Here’s another hint - we can look at the .nodes attribute of the graph:

g.nodes
NodeView((0, 1, 2, 4, 3))

Note that these nodes are stored in the order in which they were added by default, and not in any sorted order.

This brings up an important point about adjacency matrices - any permutation of the row/column indices of the adjacency matrix are valid. We’ll revisit this point many times throughout the course.

We can also directly create a sparse array representation.

A_sparse = nx.to_scipy_sparse_matrix(g, nodelist=[0, 1, 2, 3, 4])
A_sparse
<5x5 sparse matrix of type '<class 'numpy.int64'>'
	with 8 stored elements in Compressed Sparse Row format>

Bespoke network formats#

Many libraries for dealing with networks create their own data structure for storing networks under the hood.

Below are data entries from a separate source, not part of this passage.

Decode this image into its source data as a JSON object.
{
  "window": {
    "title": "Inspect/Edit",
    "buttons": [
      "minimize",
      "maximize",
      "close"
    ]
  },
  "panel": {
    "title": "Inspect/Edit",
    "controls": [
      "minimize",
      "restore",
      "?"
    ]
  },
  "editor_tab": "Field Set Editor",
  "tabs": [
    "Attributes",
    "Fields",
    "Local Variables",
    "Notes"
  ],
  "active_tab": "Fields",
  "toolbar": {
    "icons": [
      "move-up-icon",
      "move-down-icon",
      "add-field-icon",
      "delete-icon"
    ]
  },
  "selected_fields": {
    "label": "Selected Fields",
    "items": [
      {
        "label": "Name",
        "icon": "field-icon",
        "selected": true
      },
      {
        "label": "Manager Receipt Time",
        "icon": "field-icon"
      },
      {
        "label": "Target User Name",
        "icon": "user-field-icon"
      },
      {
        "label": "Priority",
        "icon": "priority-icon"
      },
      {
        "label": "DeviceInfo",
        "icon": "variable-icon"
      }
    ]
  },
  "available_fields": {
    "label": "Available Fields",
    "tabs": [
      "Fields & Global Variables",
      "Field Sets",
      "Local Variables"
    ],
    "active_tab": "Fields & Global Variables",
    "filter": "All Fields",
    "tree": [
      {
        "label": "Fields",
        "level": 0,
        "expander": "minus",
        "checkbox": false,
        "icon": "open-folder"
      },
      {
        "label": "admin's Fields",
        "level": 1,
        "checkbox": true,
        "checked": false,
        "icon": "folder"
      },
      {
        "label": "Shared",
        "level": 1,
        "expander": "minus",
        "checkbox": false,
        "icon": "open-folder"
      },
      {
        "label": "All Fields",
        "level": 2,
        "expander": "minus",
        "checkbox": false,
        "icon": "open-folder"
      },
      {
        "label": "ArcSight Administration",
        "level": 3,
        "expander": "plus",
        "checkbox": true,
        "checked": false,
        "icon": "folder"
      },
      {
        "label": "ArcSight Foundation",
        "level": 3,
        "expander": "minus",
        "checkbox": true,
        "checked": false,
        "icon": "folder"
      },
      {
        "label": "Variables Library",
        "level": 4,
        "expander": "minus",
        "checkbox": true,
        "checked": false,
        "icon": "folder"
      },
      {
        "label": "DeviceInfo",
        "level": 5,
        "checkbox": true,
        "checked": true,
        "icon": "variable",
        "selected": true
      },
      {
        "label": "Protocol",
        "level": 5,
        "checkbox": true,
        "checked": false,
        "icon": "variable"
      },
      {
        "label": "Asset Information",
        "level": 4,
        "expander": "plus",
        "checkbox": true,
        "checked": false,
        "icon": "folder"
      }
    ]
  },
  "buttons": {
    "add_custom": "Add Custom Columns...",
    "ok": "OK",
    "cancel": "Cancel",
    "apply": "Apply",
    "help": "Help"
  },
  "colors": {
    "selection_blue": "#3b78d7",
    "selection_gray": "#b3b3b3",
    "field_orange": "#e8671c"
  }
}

The advantage of this approach is that the data structure can be optimized to the kind of operations that a specific library often does. See, for example, the graph classes in stellargraph or graph-tool. These data structures usually are implemented in faster, compiled languages like C, too. The main disadvantage of this approach is that it usually requires the user to learn a new format each time they pick up a new library, and it can become more difficult to chain together different operations from different libraries.

In contrast, the approach in NetworkX is to use pure Python for everything under the hood, which tends to make operations slow. Indeed, many algorithms in NetworkX have to convert to a sparse/dense adjacency matrix each time a particular function is called, and others have to iterate through nodes/edges using Python for loops. Both of which are slow.

Question

What are the advantages and disadvantages of using a dense (numpy) adjacency matrix?

What are the advantages and disadvantages of using a sparse (scipy) adjacency matrix?

What are the advantages and disadvantages of using a networkx graph?

What are the advantages and disadvantages of using a bespoke, custom graph object for a particular set of algorithms?